I work as Senior Consultant in SAP-BI/BW in Bangalore/Mumbai having 10 years of experience in Software industry.
It took me exactly 9 months to achieve my goal.
And as it happens with most of us, work priorities did come in the way of my studies. This meant that I veered off the study track few times, but my experience with first attempt guided me to get back on track and march on.
If this happens to you and you lose track of your study due to higher priority tasks, just know that it is okay. Don’t be hard on yourself, just shake off the feeling and continue with your studies.
1. Pick limited number of study aids.
Too many cooks spoil the broth. Too many study resources will waste time and make the whole studying exercise inefficient. Spend time researching your options on the internet but then limit to top 2-3 that you need.
And then stick with them.
Here are my top resources.
PMBOK 5th Edition – I just followed it cover to cover twice.

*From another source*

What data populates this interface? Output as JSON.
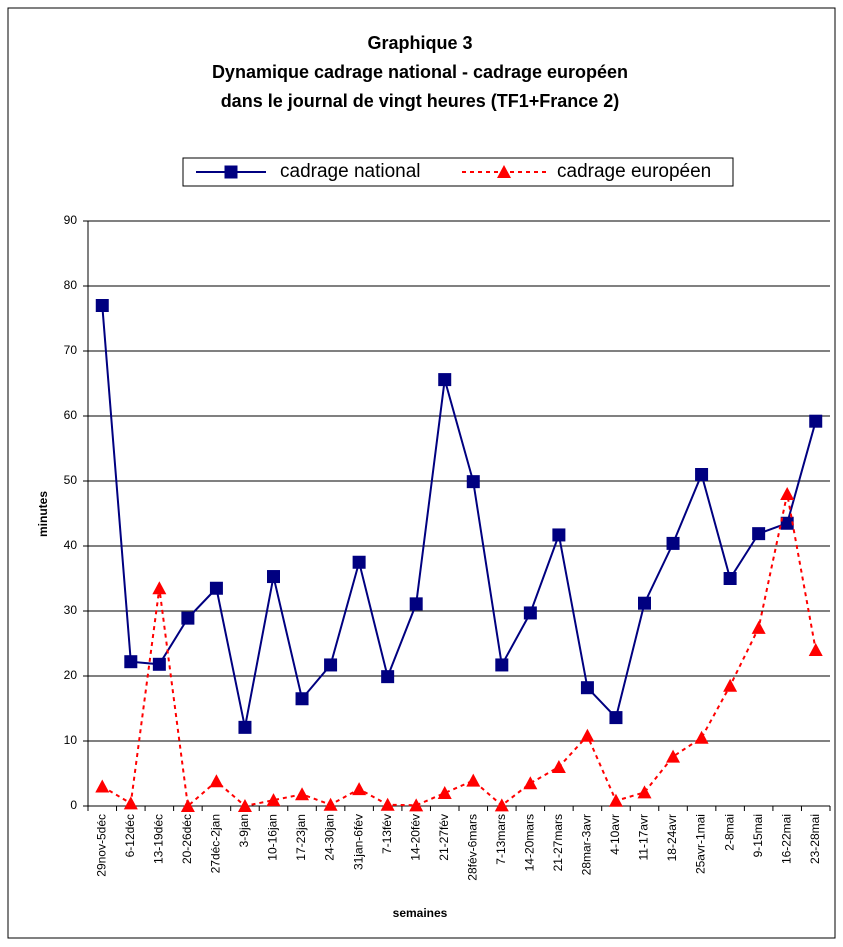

Rita Mulcahy’s book – I skimmed it twice but my only focus was on PMBOK right from the beginning
Sean Whitaker’s book (easy) – I’d focus more on the relationship between processes, the purpose of specific documents, and the flow of ITTOs.
2. Don’t miss Simulator(s).
Let me tell you – mock tests can be the difference between passing the exam and not. So don’t give it a miss, no matter what.
I did 2 full-length 4-hour exams Facebook questions in the PMP study groups, and then did several small exams focusing on specific Knowledge Areas and Process Groups.
However, I found that the real exam was different from the mocks I practiced. This was just me – in your case you may or may not get similar questions as the ones you encounter in mock tests.
Bottom line, be ready for surprises.
3. Take help from study groups.
I used to follow the discussions in ‘I want to be a PMP’ LinkedIn group and refer ‘Passionate PM’ daily questions. Followed few Facebook questions in PMP study group everyday.
For the final preparation I used Shiv Shenoy’s Blueprint and one liners and key words from different social media groups.
During my first attempt my score was around 55 to 65 percent and during second attempt scored improved to 75- 80 percent.
4. Leverage experience of successful PMPs.
I also got few mentoring tips by talking to successful PMPs, such as focusing more on Data Flow Diagrams given after each process in PMBOK and revising Glossary from it.
One of the best advice I got was to find a study partner. They can be our accountability partner, and discussion partner to exchange knowledge.
Study the PMP lessons shared by those that passed the exam. Copy their PMP study plan and see if it works for you.
My heartfelt thanks to my PMP study group members. The blessings from my family and God’s grace has been important to achieve this certificate. Hope this PMP study plan will give you something to improve yours.